En deuxième lieu, à supposer même que cette redevance
puisse être payante, son coût ne devrait pas excéder
celui du service rendu, en application d'une jurisprudence traditionnelle
du Conseil d'État. Or, il a été rappelé
par la Cour des comptes que le taux de 1050 francs représentait
plus du double du coût réel du service rendu. De plus,
alors que le taux de cette redevance a constamment progressé
ces dernières années, le service rendu aux étrangers,
lors de cette visite, a diminué puisque certains examens ont
été supprimés (notamment la prise de sang). Cette
« redevance » a donc varié en proportion
inverse du service rendu
Il ne s'agissait donc pas d'une redevance, mais d'un impôt qui
n'aurait pu être instauré que par le législateur
en application de l'article 34 de la Constitution.
C'est pourquoi, le Gisti a demandé, en juillet 1998, aux
ministres de l'emploi et de la solidarité et de l'économie
la suppression d'un des arrêtés du 17 mars 1997 (celui
relatifs aux étudiants, réfugiés et autres étrangers)
fixant le montant de cet « impôt déguisé ».
Une décision qui fera date
Suivant les conclusions de son commissaire du gouvernement (3),
le conseil d'État a, dans un arrêt du 20 mars 2000,
entièrement suivi l'argumentation développée par
le Gisti en relevant que « ce contrôle médical
[
] n'a pas été institué dans le seul intérêt
de ces personnes [les étrangers], mais a essentiellement
pour objet la protection de la santé publique ; que dès
lors, ce contrôle médical ne constitue pas un service rendu
pouvant donner lieu à la perception d'une redevance ».
Il a donc annulé le refus des ministres concernés d'abroger
l'arrêté contesté et, en outre, donné injonction
à ces ministres d'abroger ces arrêtés dans un délai
de quinze jours de la notification de cette décision.
Qui plus est, le commissaire du gouvernement relevait, dans ses conclusions,
que si le conseil d'État ne suivait pas l'argument principal
du Gisti (gratuité de ce contrôle organisé dans
un motif de santé publique), il devrait « encore
annuler l'arrêté attaqué, pour l'un des motifs suivants,
tenant l'un au quantum [c'est-à-dire la disproportion] de
la redevance, l'autre à l'incompétence de l'auteur de
l'acte » (c'est-à-dire qu'il accueillait favorablement
l'ensemble des moyens développés par le Gisti).
Cette décision fera date.

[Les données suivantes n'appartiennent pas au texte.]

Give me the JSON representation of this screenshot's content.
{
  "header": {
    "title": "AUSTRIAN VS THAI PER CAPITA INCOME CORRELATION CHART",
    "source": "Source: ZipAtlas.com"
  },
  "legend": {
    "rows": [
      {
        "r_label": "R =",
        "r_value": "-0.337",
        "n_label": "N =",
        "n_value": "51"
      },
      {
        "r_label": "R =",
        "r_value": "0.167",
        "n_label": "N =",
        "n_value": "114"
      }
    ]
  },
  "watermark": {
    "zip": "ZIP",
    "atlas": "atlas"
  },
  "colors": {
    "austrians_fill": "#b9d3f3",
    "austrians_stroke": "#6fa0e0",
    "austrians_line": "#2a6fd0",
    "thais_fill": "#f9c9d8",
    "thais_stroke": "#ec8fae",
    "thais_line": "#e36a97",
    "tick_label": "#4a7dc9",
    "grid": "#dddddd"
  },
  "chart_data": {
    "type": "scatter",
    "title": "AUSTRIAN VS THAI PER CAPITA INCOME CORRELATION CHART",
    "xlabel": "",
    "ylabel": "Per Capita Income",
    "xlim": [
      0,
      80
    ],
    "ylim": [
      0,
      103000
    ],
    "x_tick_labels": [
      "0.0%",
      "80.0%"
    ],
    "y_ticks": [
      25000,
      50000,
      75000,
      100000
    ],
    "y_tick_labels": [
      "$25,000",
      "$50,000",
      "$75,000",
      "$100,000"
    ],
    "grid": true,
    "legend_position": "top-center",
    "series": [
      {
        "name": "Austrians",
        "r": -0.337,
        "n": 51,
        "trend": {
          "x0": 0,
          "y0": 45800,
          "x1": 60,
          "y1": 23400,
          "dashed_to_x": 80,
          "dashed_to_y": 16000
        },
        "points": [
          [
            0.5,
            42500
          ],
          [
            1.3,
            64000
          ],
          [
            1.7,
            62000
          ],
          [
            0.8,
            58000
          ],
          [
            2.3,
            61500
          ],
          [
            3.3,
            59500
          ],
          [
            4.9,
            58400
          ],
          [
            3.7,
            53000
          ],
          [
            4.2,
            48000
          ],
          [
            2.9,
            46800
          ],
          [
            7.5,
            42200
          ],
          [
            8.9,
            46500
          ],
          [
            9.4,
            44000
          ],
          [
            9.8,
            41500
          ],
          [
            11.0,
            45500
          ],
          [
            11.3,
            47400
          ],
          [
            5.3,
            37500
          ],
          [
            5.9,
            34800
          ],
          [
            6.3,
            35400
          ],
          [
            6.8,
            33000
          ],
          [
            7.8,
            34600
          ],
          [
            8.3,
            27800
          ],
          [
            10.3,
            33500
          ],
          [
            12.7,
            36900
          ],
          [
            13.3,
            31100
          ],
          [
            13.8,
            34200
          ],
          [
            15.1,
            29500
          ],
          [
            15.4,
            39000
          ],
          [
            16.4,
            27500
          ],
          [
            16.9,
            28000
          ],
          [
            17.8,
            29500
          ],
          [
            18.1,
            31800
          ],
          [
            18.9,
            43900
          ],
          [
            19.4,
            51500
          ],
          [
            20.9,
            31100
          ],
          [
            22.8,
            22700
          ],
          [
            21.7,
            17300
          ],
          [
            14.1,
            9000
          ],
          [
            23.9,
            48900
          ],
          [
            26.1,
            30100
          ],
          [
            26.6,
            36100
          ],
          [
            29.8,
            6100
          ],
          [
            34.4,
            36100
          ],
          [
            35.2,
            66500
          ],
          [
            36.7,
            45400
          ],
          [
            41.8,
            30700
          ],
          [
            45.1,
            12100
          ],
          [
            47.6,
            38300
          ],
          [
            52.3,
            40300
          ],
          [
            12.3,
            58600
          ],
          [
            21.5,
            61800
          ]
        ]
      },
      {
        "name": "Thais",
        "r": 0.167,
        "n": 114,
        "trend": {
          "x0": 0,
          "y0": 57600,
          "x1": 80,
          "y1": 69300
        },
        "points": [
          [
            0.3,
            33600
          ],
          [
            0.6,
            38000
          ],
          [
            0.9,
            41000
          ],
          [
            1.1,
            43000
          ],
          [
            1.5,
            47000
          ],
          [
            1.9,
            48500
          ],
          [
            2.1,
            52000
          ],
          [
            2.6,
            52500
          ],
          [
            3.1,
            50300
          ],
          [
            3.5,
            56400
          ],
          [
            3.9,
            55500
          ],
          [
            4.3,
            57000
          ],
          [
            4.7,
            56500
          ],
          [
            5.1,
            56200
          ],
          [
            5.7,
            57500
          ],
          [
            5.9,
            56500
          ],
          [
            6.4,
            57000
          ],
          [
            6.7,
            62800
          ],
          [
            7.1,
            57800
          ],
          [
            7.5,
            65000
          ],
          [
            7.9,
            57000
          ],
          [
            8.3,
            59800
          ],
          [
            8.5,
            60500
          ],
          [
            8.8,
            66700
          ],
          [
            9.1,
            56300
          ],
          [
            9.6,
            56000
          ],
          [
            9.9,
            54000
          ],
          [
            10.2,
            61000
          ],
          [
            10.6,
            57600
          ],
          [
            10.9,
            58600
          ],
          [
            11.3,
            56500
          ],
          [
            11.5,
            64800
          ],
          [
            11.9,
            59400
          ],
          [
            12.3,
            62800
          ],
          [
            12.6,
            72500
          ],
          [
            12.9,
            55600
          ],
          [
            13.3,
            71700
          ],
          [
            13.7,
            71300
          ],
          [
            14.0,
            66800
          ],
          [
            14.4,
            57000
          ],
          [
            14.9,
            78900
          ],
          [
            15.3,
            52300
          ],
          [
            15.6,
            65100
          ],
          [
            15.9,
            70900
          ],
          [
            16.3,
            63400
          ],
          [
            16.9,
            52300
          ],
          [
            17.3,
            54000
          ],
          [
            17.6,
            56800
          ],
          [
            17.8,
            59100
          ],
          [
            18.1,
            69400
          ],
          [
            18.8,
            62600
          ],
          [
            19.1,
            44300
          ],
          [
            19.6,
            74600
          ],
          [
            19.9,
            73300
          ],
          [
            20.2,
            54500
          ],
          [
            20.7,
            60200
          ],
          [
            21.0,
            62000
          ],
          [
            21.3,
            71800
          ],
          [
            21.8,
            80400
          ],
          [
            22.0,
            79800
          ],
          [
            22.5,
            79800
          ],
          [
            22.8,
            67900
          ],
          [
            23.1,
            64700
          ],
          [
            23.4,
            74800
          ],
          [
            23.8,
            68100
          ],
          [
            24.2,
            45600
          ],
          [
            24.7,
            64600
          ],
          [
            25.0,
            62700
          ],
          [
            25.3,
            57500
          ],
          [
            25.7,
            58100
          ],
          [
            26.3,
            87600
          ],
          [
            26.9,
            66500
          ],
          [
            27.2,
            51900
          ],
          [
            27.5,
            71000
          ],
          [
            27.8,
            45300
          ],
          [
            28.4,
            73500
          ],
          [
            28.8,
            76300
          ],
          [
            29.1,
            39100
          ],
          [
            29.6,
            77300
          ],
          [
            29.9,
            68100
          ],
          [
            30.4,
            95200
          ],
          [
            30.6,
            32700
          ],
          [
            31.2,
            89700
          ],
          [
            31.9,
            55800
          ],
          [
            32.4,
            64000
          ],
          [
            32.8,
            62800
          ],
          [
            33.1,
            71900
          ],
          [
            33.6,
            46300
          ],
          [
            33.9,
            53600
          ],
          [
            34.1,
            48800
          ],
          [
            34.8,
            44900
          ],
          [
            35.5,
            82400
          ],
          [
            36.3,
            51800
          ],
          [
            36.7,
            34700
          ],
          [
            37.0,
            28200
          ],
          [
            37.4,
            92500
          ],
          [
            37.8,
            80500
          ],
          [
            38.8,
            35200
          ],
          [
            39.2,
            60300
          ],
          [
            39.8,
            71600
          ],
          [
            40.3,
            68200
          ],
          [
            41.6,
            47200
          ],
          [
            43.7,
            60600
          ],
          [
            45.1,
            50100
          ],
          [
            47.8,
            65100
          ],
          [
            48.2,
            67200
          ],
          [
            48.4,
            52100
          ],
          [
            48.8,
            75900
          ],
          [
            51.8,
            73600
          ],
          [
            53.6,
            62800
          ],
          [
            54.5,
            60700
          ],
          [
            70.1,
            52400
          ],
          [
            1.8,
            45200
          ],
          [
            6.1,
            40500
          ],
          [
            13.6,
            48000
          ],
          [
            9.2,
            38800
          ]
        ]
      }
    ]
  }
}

D'abord du strict point de vue juridique :
en décidant que cette jurisprudence serait « publiée
au Lebon (4) »,
le conseil d'État lui a accordé l'importance qu'elle méritait (5).
Ensuite, du point de vue pratique : les étrangers obtenant
un premier titre de séjour n'ont légalement plus à
verser cette somme à l'OMI, puisque les ministres concernés
ont abrogé l'arrêté en cause le 10 mai 2000
(paru au Journal officiel du 20 mai 2000), comme le leur
avait enjoint le conseil d'État.
Or, chaque année, ce sont près de 80 000 étrangers
qui sont soumis à cette visite médicale sans
compter les 75 000 étrangers admis au séjour dans
le cadre de la procédure de régularisation de 1997. En
outre, en application des règles de droit public, l'ensemble
des étrangers qui se sont acquittés à tort de cette
somme depuis quatre ans (6)
peuvent en demander le remboursement. Malheureusement, en cas de refus,
il leur faudra un avocat pour déposer un recours devant un tribunal
administratif et obtenir la condamnation de l'OMI.
Toutefois, étant donné l'importance de la perte de recettes
pour l'Office, les pouvoirs publics réfléchissent actuellement
à la possibilité de donner un fondement juridique légal
à ce prélèvement. Il a d'abord été
envisagé d'insérer dans le projet de loi de « modernisation
sociale » une disposition modifiant un article du code du
travail afin de créer une taxe parafiscale, qui consiste, pour
le législateur, à renvoyer au décret la fixation
du montant du prélèvement.
Se rendant peut-être compte de l'incongruité d'insérer
une telle disposition dans un texte comportant plusieurs mesures visant
à lutter contre les discriminations, la disposition en question
a finalement disparu du projet délibéré en conseil
des ministres le 25 mai 2000, après avis du conseil d'État.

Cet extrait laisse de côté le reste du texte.